The biggest barrier to improving the performance of most digital marketing programmes or platforms is complexity. And the best results are usually achieved when you simplify things.
So how do you overcome the barrier of complexity and improve performance?
The first step is to identify what areas can be simplified. Over the last 20 years we’ve been fortunate enough to work with a range of businesses on projects large and small. In our experience complexity seems to raise its ugly head at 3 key points on the path to purchase. These are areas where digital is used to interact with consumers. And rather than being the nirvana it’s promised to be, digital is often creating the complexity rather than making things easier.

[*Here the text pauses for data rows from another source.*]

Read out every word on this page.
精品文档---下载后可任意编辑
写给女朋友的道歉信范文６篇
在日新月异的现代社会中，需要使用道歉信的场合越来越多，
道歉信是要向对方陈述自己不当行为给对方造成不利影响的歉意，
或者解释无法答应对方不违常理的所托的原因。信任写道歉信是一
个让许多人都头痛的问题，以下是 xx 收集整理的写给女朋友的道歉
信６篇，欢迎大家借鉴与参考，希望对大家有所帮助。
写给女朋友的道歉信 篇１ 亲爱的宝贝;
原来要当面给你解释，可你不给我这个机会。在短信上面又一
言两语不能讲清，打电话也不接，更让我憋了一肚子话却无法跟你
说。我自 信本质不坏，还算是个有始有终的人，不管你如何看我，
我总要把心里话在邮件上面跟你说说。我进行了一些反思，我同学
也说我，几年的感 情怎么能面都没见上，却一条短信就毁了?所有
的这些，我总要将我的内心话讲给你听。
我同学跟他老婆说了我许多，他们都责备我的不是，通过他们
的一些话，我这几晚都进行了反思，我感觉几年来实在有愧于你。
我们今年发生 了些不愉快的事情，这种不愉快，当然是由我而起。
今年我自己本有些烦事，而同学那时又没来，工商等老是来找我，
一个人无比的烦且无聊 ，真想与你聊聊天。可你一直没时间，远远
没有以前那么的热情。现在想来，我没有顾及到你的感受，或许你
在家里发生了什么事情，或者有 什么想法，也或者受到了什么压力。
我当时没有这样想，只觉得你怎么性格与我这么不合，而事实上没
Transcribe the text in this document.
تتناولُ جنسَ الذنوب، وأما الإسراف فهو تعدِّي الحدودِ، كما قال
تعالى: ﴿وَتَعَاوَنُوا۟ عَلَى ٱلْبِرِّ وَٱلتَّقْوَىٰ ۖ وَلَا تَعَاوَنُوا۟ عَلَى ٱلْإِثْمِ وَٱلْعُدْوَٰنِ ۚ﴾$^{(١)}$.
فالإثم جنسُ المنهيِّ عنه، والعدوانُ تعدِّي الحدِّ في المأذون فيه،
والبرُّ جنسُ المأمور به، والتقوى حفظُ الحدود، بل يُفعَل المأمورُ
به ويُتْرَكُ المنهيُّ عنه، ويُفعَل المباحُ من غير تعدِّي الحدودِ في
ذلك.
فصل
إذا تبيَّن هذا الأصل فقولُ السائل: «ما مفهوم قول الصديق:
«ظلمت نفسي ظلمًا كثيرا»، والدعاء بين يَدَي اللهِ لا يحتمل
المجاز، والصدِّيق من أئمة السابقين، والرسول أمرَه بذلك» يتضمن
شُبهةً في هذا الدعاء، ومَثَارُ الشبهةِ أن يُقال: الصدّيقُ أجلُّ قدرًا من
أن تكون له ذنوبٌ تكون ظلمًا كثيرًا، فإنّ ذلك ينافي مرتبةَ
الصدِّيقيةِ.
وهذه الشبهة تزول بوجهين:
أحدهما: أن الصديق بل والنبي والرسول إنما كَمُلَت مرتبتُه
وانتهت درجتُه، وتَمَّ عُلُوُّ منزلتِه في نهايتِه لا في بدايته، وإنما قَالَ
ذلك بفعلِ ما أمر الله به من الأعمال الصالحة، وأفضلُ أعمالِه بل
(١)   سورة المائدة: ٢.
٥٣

The vast amount of choice we present consumers with is the first key point where digital marketing complexity creates barriers. In the year 2000, behavioural scientists discovered some surprising insights when they conducted what is now commonly referred to as the Jam Experiment. In this experiment researchers set up a sampling table in a supermarket with a display of jams. In the first test they presented consumers with a range of 24 different jams; on a different day they presented just six. Shoppers who took part in the sampling were rewarded with a discount voucher to buy any jam of the same brand in the store. It turned out that more shoppers stopped at the display when there were 24 jams, but when it came to buying afterwards 30% of those who stopped at the six-jam table went on to purchase, against just 3% of those who were faced with the selection of 24.
It’s simple. Too much choice is off-putting. How can Digital Marketers apply the lesson of the Jam Experiment? Limit your offers and calls-to-action to those that are most relevant to your consumer. And, the beauty of digital is that you can use your platform to gain insight into what they want and to generate relevant communications and campaigns. One example is to analyse your customer data to determine which groups of products are more appealing to certain segments of consumers. Then instead of just repeating the products you’ve promoted in your brochure or mailer, promote relevant products to consumer segments online. If you’re already using this tactic, look at how you could extend this thinking to operate with your remarketing campaigns or programmatic media buying.
The second point where complexity can create barriers to purchase is sales conversion. Online buying has grown exponentially over the last decade as online retailers have made it easier to purchase with better checkout functionality, automated logistics, and offers such as free shipping. IBIS World research predicts revenue in the Online Shopping industry to increase by 14.6% over the next year. I believe this may be conservative given the level of innovation that’s occurring in mobile commerce, and no doubt the COVID pandemic will be causing this to rise greatly too.
If you want to start selling online or improve online sales its vital that you carefully map user journeys for all your key customer segments and look at ways you can remove complexity in the purchase process. Look at things like how many purchase stages the user has to step through and how much you can automate the process using data you already have or may have just collected.
Finally, digital complexity is creating barriers with customer service. With so many new channels now available to consumers like Facebook and Twitter it’s become increasingly difficult for businesses to effectively manage customer service. Everyone has a story about how they’ve contacted a company via a website or Facebook page and haven’t received a response. In today’s digital world there’s no reason why inbound digital customer communications can’t be managed and channelled to an appropriate customer support person. There is a range of products on the market that can be integrated into a digital marketing platform to help make managing customer service easier.
If you’re looking for easy ways to improve business performance and sales results I suggest you investigate the complexity in your path to purchase to work out how you can enhance your digital marketing platform or programme to make it easier, not harder, for your customers to do business with you.